Poi ci sarà “sempre con il patrocinio della Rai il premio intitolato a lui su cui stiamo lavorando. È un riconoscimento per il giornalismo d’inchiesta e per la cultura, nel segno del suo lavoro che aveva alla base “il rigore, la linea dritta, la trasparenza, l’onestà, i fatti sempre prima delle opinioni.
“Quella di Sergio – ha ripetuto più volte la moglie Alessandra– è stata una vita lunga, piena e felice. Non avrebbe potuto desiderare di più. Cultura, passone, rigore, spirito di servizio e un’idea etica dell’informazione. La tv per lui era un mezzo straordinario di promozione della crescita culturale della società”.
“Papà – ha detto la figlia Valentina – amava dire che la cultura è quel bene dell’umanità che quando si moltiplica accresce il suo lavoro. Lui ha sempre dato voce a chi non l’aveva, cercando di separare i fatti e le opinioni. Quando si passerà da questa sala si rinnoverà quel patto”.

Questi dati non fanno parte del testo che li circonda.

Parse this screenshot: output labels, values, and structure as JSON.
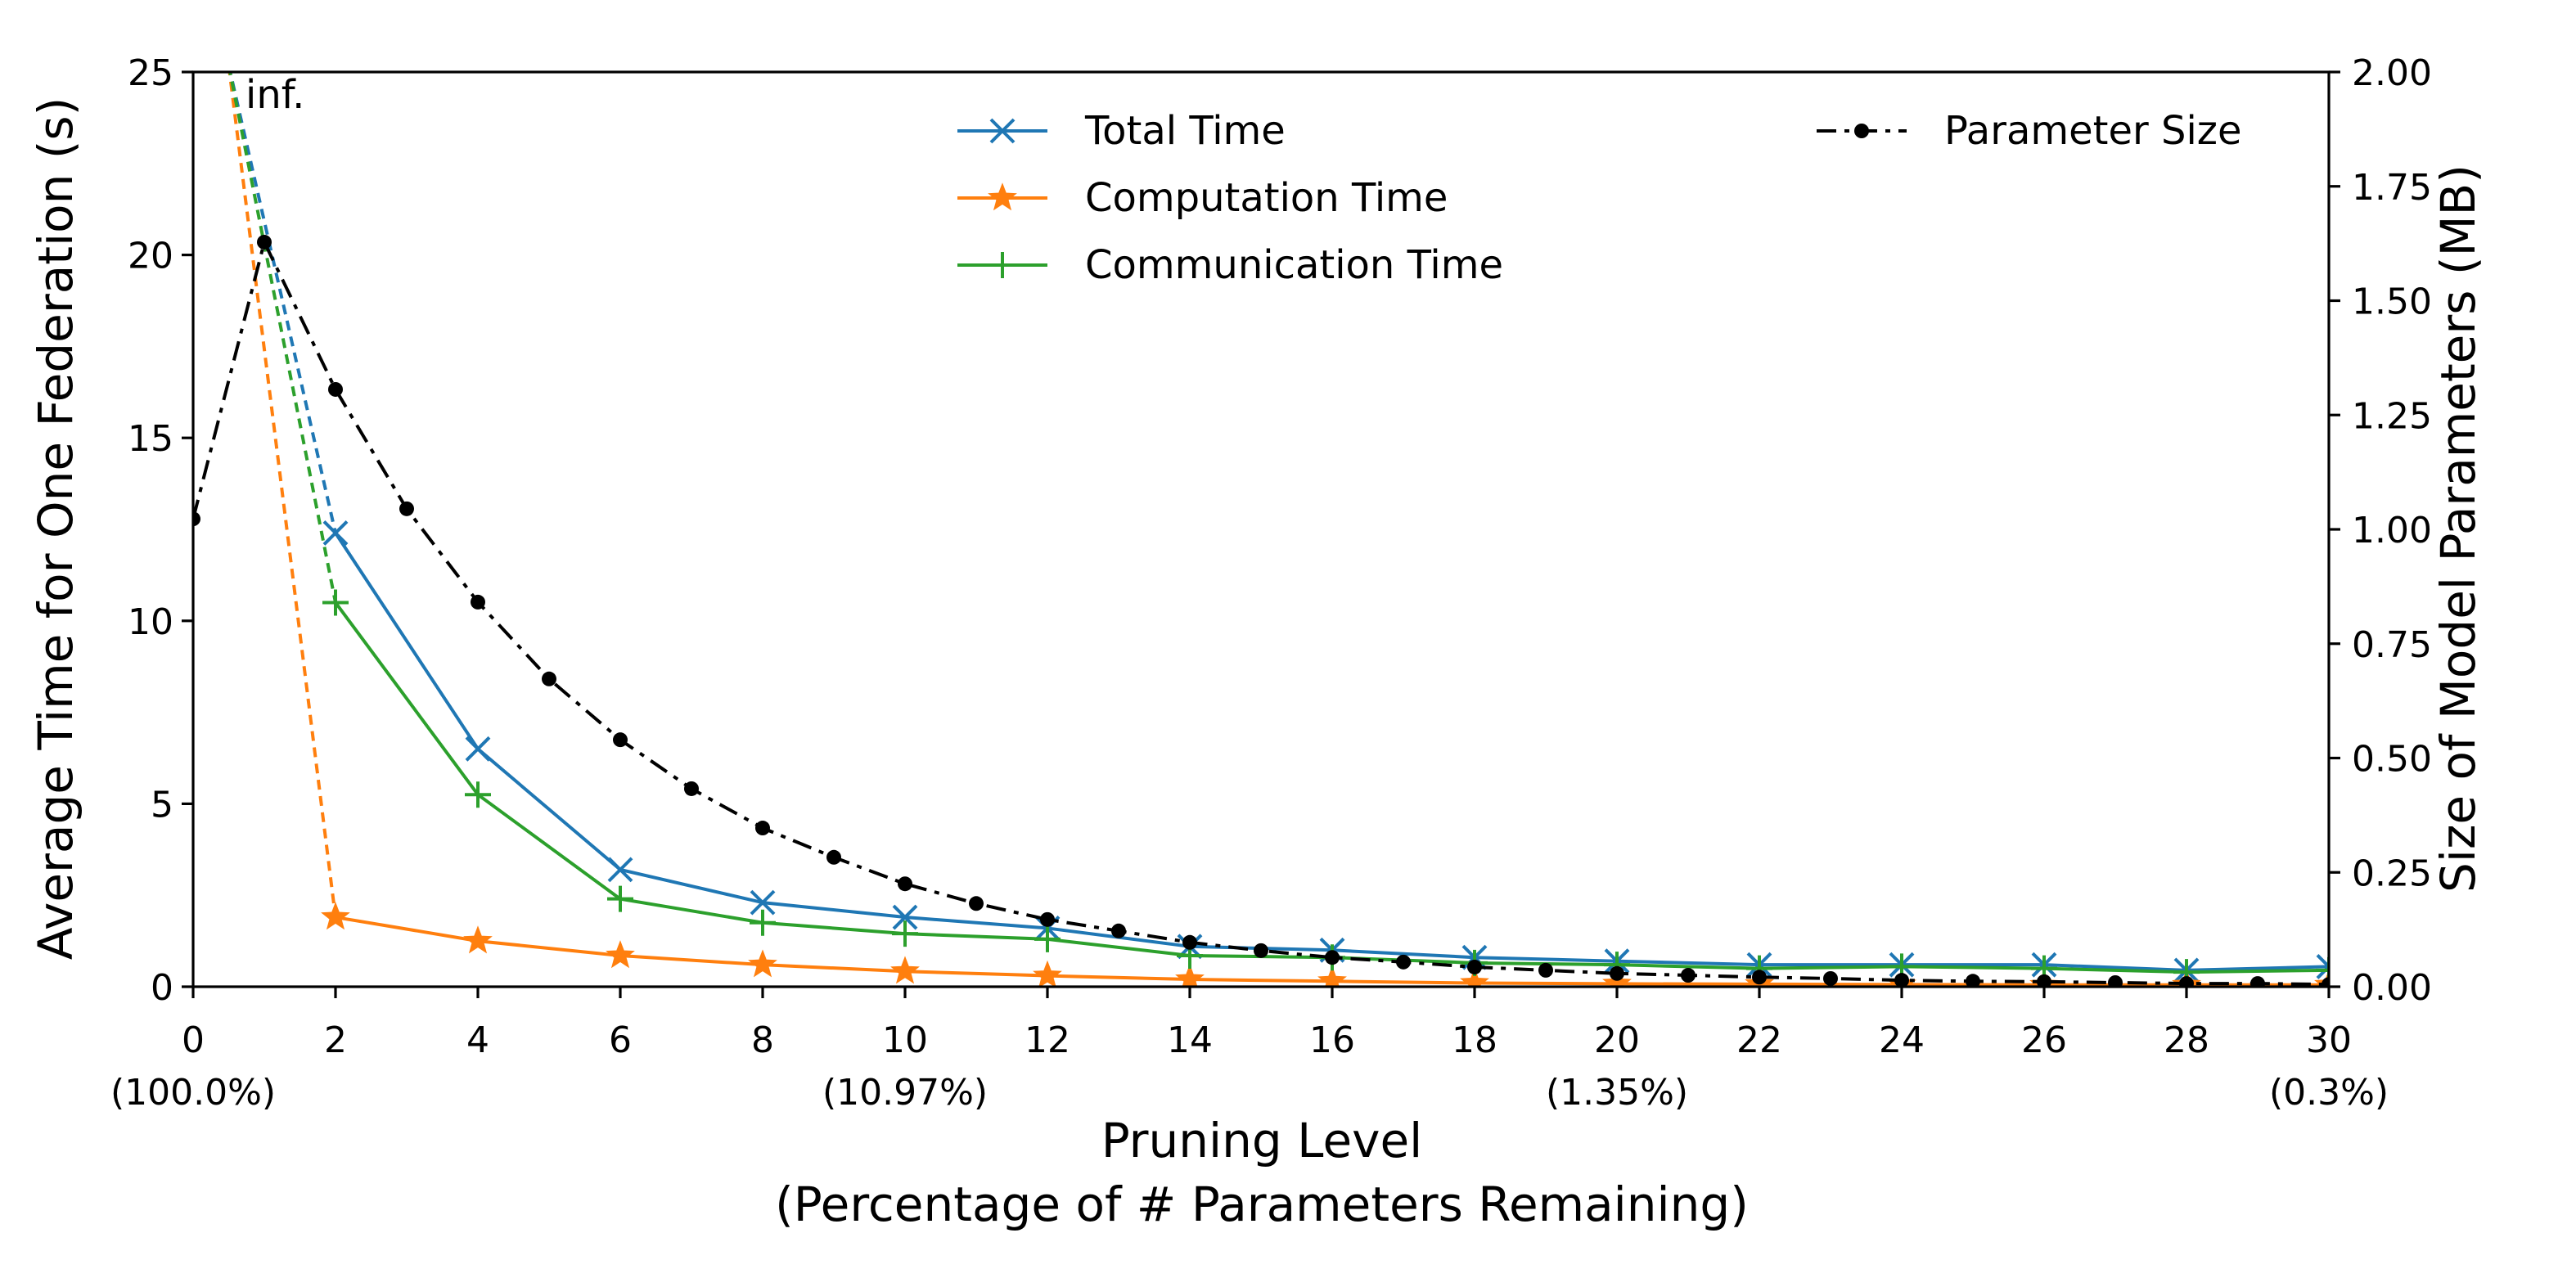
{
  "chart_data": {
    "type": "line",
    "xlabel": "Pruning Level",
    "xlabel_sub": "(Percentage of # Parameters Remaining)",
    "ylabel": "Average Time for One Federation (s)",
    "y2label": "Size of Model Parameters (MB)",
    "annotations": [
      {
        "text": "inf."
      }
    ],
    "x": [
      2,
      4,
      6,
      8,
      10,
      12,
      14,
      16,
      18,
      20,
      22,
      24,
      26,
      28,
      30
    ],
    "series": [
      {
        "name": "Total Time",
        "color": "#1f77b4",
        "marker": "x",
        "values": [
          12.4,
          6.5,
          3.2,
          2.3,
          1.9,
          1.6,
          1.1,
          1.0,
          0.8,
          0.7,
          0.6,
          0.6,
          0.6,
          0.45,
          0.55
        ]
      },
      {
        "name": "Computation Time",
        "color": "#ff7f0e",
        "marker": "star",
        "values": [
          1.9,
          1.25,
          0.85,
          0.6,
          0.42,
          0.3,
          0.2,
          0.15,
          0.1,
          0.08,
          0.07,
          0.06,
          0.05,
          0.05,
          0.05
        ]
      },
      {
        "name": "Communication Time",
        "color": "#2ca02c",
        "marker": "plus",
        "values": [
          10.5,
          5.25,
          2.4,
          1.75,
          1.45,
          1.3,
          0.85,
          0.8,
          0.65,
          0.6,
          0.5,
          0.55,
          0.5,
          0.4,
          0.45
        ]
      },
      {
        "name": "Parameter Size",
        "color": "#000000",
        "marker": "dot",
        "axis": "y2",
        "linestyle": "dashdot",
        "x": [
          0,
          1,
          2,
          3,
          4,
          5,
          6,
          7,
          8,
          9,
          10,
          11,
          12,
          13,
          14,
          15,
          16,
          17,
          18,
          19,
          20,
          21,
          22,
          23,
          24,
          25,
          26,
          27,
          28,
          29,
          30
        ],
        "values": [
          1.023,
          1.628,
          1.306,
          1.045,
          0.841,
          0.673,
          0.54,
          0.433,
          0.347,
          0.283,
          0.225,
          0.182,
          0.147,
          0.122,
          0.097,
          0.079,
          0.064,
          0.054,
          0.043,
          0.036,
          0.029,
          0.025,
          0.021,
          0.018,
          0.014,
          0.012,
          0.011,
          0.009,
          0.007,
          0.007,
          0.005
        ]
      }
    ],
    "xlim": [
      0,
      30
    ],
    "xticks": [
      0,
      2,
      4,
      6,
      8,
      10,
      12,
      14,
      16,
      18,
      20,
      22,
      24,
      26,
      28,
      30
    ],
    "x_sublabels": [
      {
        "x": 0,
        "label": "(100.0%)"
      },
      {
        "x": 10,
        "label": "(10.97%)"
      },
      {
        "x": 20,
        "label": "(1.35%)"
      },
      {
        "x": 30,
        "label": "(0.3%)"
      }
    ],
    "ylim": [
      0,
      25
    ],
    "yticks": [
      0,
      5,
      10,
      15,
      20,
      25
    ],
    "y2lim": [
      0,
      2
    ],
    "y2ticks": [
      {
        "value": 0,
        "label": "0.00"
      },
      {
        "value": 0.25,
        "label": "0.25"
      },
      {
        "value": 0.5,
        "label": "0.50"
      },
      {
        "value": 0.75,
        "label": "0.75"
      },
      {
        "value": 1,
        "label": "1.00"
      },
      {
        "value": 1.25,
        "label": "1.25"
      },
      {
        "value": 1.5,
        "label": "1.50"
      },
      {
        "value": 1.75,
        "label": "1.75"
      },
      {
        "value": 2,
        "label": "2.00"
      }
    ],
    "grid": false
  }
}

Un’attività e un esempio che, ha sottolineato la Presidente Marinella Soldi, sono inscindibilmente legati alla essenza del servizio pubblico.
“Rilevanza, qualità, credibilità, innovazione: queste parole chiave del servizio pubblico sono nel cuore di tutto ciò che Zavoli ha fatto per la televisione e la radio. La grande curiosità, l’apertura al mondo, il rifiuto delle spiegazioni superficiali lo hanno portato ad indagare luoghi, eventi e situazioni poco illuminati o critici del nostro Paese e della nostra storia: dai conventi di clausura ai manicomi, dalla dittatura fascista agli anni di piombo. Sempre dalla parte del pubblico, senza protagonismo. Forte di una cultura profonda, ma capace di farsi comprendere da chiunque”.
“Ho avuto il privilegio di conoscere Sergio Zavoli, quando era presidente della Commissione di Vigilanza Rai e poi Senatore. È stato un onore per me, perché Zavoli rappresenta il vero giornalismo: rigoroso, intelligente e dall’analisi acuta ed approfondita”. Così lo stesso Amministratore Delegato della Rai Roberto Sergio ha ricordato Sergio Zavoli in occasione dell’intitolazione della Sala degli Arazzi.
“Uomo di grande rettitudine ed onestà intellettuale – prosegue Roberto Sergio – ha saputo incarnare in maniera esemplare l’istituzione giornalistica e rappresenta un modello di equilibrio, competenza e serietà professionale di elevata e rara caratura, cui dovranno ispirarsi anche le nuove generazioni di giornalisti. Sergio Zavoli, fra i tanti incarichi ricoperti, è stato anche un altissimo manager della nostra azienda, in qualità di Presidente nell’era di un altro gigante delle nostre istituzioni, Biagio Agnes, che fu Direttore generale della Rai. Sotto la guida di questi due titani del giornalismo la Rai visse una ‘aurea aetas’, cui spero che la nostra amata azienda possa presto ritornare”.
È il passato, che ritorna prepotentemente attuale.